Ruby had sat John down under the red cedar tree and offered to send him to the Astral Temple. Although he was sceptical, Christa persuaded him to try, hoping that he might see his father; he missed him so much.

The drum drummed and John Tabuh was surprised to find himself in a place that wasn't entirely in his head. But his father never showed. He was there, but he wasn't at home, it seemed, to a son who hadn't completed his mission.

The witch doctor regarded John's visit to the temple as cheating. It
would
have been possible for him to discover what was real, what was magic and what was illusion right there if Yafer had allowed it, but he didn't approve of short cuts; they taught nothing but laziness.

John was unable to disguise his frustration, so Ruby had offered to guide him to the Lower World instead. He was grieving and she hoped it might comfort him to see his dearly departed. However when he came back, he was even more upset.

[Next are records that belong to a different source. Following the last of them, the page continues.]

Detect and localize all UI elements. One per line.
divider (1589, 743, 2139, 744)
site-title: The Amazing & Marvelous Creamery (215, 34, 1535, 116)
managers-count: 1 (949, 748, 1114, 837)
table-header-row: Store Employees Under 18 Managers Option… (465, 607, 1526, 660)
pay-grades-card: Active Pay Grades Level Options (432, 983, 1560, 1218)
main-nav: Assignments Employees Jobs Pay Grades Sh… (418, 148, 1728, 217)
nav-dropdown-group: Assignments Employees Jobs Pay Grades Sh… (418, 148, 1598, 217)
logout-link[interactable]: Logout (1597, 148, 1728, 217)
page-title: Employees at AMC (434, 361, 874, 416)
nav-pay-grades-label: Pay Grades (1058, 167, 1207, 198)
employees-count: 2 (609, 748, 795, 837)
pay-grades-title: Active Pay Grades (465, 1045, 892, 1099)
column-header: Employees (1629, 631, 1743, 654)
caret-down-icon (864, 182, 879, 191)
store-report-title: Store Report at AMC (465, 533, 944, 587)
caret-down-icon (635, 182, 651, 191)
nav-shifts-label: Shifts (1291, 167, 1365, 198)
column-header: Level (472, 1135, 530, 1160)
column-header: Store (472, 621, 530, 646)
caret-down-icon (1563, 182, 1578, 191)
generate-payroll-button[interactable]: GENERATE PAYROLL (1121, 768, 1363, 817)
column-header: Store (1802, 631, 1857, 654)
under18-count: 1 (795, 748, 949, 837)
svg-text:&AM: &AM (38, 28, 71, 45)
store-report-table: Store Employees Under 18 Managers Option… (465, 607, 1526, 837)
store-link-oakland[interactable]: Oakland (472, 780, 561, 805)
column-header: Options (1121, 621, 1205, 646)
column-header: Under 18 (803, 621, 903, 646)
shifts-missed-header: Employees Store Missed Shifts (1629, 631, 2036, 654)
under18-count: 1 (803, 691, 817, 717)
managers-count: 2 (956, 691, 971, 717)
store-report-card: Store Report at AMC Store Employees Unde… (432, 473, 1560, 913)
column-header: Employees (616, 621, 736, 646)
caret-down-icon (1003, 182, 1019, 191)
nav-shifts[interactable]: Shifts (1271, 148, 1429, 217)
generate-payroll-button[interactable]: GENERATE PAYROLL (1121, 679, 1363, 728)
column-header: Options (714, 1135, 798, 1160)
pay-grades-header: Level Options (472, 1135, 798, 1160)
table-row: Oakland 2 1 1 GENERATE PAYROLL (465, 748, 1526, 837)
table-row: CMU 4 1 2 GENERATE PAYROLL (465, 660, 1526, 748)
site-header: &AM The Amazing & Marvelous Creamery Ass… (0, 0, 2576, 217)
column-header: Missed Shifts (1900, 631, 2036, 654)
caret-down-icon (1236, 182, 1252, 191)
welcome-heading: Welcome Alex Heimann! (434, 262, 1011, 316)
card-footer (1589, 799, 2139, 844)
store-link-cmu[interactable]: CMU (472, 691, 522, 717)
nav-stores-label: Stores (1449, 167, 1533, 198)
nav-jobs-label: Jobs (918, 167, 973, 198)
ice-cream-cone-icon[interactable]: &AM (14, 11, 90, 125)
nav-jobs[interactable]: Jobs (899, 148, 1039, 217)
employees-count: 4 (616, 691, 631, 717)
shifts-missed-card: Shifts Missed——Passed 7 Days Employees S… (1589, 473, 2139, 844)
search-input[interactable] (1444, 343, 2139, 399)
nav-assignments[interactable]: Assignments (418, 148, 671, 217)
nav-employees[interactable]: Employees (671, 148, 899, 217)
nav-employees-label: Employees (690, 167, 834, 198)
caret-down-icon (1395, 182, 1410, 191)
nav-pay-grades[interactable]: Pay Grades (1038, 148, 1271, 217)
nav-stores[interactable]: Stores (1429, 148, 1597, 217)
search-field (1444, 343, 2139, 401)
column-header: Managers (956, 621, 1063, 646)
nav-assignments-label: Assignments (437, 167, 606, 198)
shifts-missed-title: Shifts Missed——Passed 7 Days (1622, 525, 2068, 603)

He'd seen an old Mexican couple with his twins in their arms; he'd smelled the herbal soap his mother used to use; but he didn't see the girl he wanted to see more than anyone else in the world. Sam guesses it was her, but as she's still alive there's no way he could have met her down among the roots where the dead reside.

“He dismissed the whole experience as a dream,” sighs Ruby. “I suggested he walk across hot coals to see if it would bring him closer to the truth, but he said no, anyone could walk on hot coals. They might look hot, but it was just an illusion. The heat isn't sufficient to burn the soles of your feet – not if you walk fast enough.”